落語で、娘さんがモジモジする様子を、畳にのノ字を書いて畳表を指先で毟る様を表現します「畳をむしっちゃ駄目だよ、畳替えしたのに、穴が開いちゃう」、話を聞いた時この噺家さんは判ってらっしゃる(畳屋の倅?畳屋に聞いた?)と感心しました。畳屋から見れば中継ぎ表を裏返して畳表が畳床と馴染むまでは中継ぎ部分のヒゲの残りは毟り易いのです。中継ぎ表の裏返しは繋いだ部分にヒゲ(イグサの穂先)の毟りとった跡が残るので畳表を張った時に包丁の凸部分で削ぎ落としから縫いの工程に入るのですが如何しても繋ぎ部分は残ります。ピンセットなどで無理矢理取り除くと穴が開きます。髭部分の毟り過ぎ(サラの時は更に注意が要ります)は中継ぎ表の作業の肝心な箇所です。
posted by 四代目 at 18:18| Comment(0) | 職人の本音

2021年05月31日

下手の長糸

畳糸の長さは、おおよそ両手を広げたヒトヒロ程度です。

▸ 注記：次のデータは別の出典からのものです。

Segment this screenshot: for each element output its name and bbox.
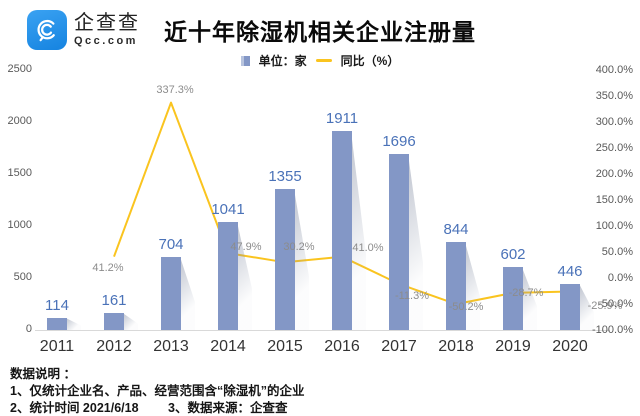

仕事の途中で畳針が畳に刺さった状態の時に糸を繋ぎます。今回の講習会でも糸の捌きが出来なくて糸が縺れる事が見られました。この様を昔から、畳屋では下手の長糸と言われてます。原因は両手で針を上げ下げするからで、指に引っ掛かり、手皮に引っ掛かりして糸が縺れて笑われてベソを掻く様となります。 平刺し工程でも返し縫工程でも基本は左手は親指を上に畳を押さえ、右手一本で針の上げ下げを行えば糸を順繰りに送れるので縺れる事は無くなります。が まあ、呆れる程、両手で針と糸を引きながら作業する畳屋さんは多いです。  今回も、ネタを頂きました、 針を刺した状態の時に糸を繋ぐと指導すると、前の糸が針穴に入った状態で次の糸を繋いで、「針が抜けません!」、確かに!「繋げたか?凄いな?」 下手の短糸と呼んでも可笑しいし、笑うしかありませんでした。
posted by 四代目 at 18:19| Comment(0) | 職人の本音

2020年12月02日

縁無し畳に作り替え

IMG_1759.JPG 四畳半の部屋を縁無し畳で作り替えました。建材床の二型に初めて灰桜色を使用しました。建材床で縁無し畳製作は楽でイイですね、、、。